Soul Searching
Another year, another set of Department for Education Performance tables, another version which offers yet another set of ways in which to judge a school and another opportunity to reflect on what schools are actually for. Fulston Manor has, once again, done very well on the measures that have been dictated to us, whichever of the ever increasing number of columns we choose to use, but I am, as ever, left wondering whether this is the right way to grade our schools.
It all started, of course, with Margaret Thatcher - for those of a different generation she is the strange lady played by Meryl Streep in this year’s film. As a grocer’s daughter Mrs Thatcher understood competition, the need to compare one shop with another and the requirement for customers to be able to make informed choices. How good are the apples, are the rolls in Burger King superior to the ones in Macdonalds and will your hard earned money be better spent in Sainsbury or Tesco? Logically, if it is important to make good choices when doing the weekly shop, how much more important is it to make the right decision when considering the education of children?

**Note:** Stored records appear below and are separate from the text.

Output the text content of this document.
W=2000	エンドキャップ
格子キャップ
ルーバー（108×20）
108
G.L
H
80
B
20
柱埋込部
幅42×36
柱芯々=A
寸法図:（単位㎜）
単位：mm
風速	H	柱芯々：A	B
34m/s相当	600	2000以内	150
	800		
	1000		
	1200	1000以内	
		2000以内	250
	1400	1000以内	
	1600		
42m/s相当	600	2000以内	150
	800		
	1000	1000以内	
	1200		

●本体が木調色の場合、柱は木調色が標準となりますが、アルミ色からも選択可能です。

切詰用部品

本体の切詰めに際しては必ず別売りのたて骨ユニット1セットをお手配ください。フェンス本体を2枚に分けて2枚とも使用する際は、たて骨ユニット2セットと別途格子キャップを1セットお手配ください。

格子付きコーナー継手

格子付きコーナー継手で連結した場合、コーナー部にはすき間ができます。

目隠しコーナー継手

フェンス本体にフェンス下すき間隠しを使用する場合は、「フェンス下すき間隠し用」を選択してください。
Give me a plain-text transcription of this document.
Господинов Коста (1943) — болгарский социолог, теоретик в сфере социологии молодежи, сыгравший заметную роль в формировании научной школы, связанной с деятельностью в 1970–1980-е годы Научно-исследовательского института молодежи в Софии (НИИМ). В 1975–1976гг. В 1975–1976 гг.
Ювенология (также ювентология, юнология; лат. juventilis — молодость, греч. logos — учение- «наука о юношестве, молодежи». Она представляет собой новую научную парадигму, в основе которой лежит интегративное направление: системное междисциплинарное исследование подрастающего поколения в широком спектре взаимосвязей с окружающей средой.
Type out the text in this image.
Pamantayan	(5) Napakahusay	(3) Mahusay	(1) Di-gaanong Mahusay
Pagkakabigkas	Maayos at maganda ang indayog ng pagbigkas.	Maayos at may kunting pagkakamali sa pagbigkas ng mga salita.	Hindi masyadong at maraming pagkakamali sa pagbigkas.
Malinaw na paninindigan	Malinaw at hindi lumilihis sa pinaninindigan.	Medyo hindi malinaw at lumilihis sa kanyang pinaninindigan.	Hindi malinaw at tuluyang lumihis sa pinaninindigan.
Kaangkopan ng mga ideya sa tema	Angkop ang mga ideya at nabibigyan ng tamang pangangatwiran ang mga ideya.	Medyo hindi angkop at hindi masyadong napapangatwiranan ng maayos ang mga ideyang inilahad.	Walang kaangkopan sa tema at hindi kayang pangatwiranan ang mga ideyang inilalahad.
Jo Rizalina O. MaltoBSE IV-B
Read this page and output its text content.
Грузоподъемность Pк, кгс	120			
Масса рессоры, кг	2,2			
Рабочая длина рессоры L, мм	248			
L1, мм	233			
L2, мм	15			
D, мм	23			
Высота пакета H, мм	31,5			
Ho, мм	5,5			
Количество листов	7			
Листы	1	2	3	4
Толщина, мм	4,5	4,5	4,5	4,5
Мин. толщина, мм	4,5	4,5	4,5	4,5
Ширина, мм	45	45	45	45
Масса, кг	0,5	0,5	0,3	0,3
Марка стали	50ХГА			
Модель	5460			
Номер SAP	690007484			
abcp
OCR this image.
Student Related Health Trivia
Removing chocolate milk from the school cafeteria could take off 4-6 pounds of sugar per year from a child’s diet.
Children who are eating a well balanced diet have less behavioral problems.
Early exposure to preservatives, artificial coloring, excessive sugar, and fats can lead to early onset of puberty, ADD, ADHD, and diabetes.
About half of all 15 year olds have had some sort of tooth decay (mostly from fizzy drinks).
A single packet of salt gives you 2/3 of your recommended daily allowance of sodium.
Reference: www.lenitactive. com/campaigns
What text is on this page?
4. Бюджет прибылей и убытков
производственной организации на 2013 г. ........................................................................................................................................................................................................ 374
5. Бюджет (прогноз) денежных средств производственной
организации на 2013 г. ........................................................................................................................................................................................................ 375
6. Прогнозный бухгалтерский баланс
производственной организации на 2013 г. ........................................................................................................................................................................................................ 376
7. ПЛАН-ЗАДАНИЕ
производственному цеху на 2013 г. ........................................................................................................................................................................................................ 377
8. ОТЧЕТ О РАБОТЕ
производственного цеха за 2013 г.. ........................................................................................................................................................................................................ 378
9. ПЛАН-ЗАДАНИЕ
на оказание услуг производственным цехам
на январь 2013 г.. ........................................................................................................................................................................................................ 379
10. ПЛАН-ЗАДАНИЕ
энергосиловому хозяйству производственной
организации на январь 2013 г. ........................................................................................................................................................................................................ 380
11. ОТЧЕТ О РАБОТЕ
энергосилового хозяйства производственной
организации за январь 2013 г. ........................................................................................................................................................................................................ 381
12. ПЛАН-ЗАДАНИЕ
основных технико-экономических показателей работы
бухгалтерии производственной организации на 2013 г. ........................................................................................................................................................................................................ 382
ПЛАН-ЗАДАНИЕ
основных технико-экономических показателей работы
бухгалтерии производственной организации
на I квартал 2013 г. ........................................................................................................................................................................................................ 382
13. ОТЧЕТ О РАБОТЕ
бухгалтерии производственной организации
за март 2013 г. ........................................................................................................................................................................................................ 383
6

As far as it goes, of course, this is right and makes perfect sense. There are good schools and there are bad schools, it should not be secret which is which. The problem comes when it is recognised that education is not like the grocery business and that terminal examinations results, important as they are, are not the only measure. Somewhere in the mix comes happiness, and joy and adventure and personal development and excitement and aspiration and relationships and wonder and awe and all the things that make life so special.
Many years ago there were a series of 30 minute radio plays broadcast, one of which focused on a man’s quest to prove the existence of the soul. His plan was based on the hypothesis that the soul must weigh something and revolved around the idea of weighing someone, killing them and then weighing them again. As the soul leaves the body on the moment of death, he argued that the body would therefore be lighter, proving its existence. Whilst perhaps “soul” is the wrong word to describe all the intangible yet vital elements that make a school outstanding I am in no doubt that Fulston Manor possesses these elements in abundance and trust they may be measured without recourse to the dramatic measures of 1980’s radio dramas.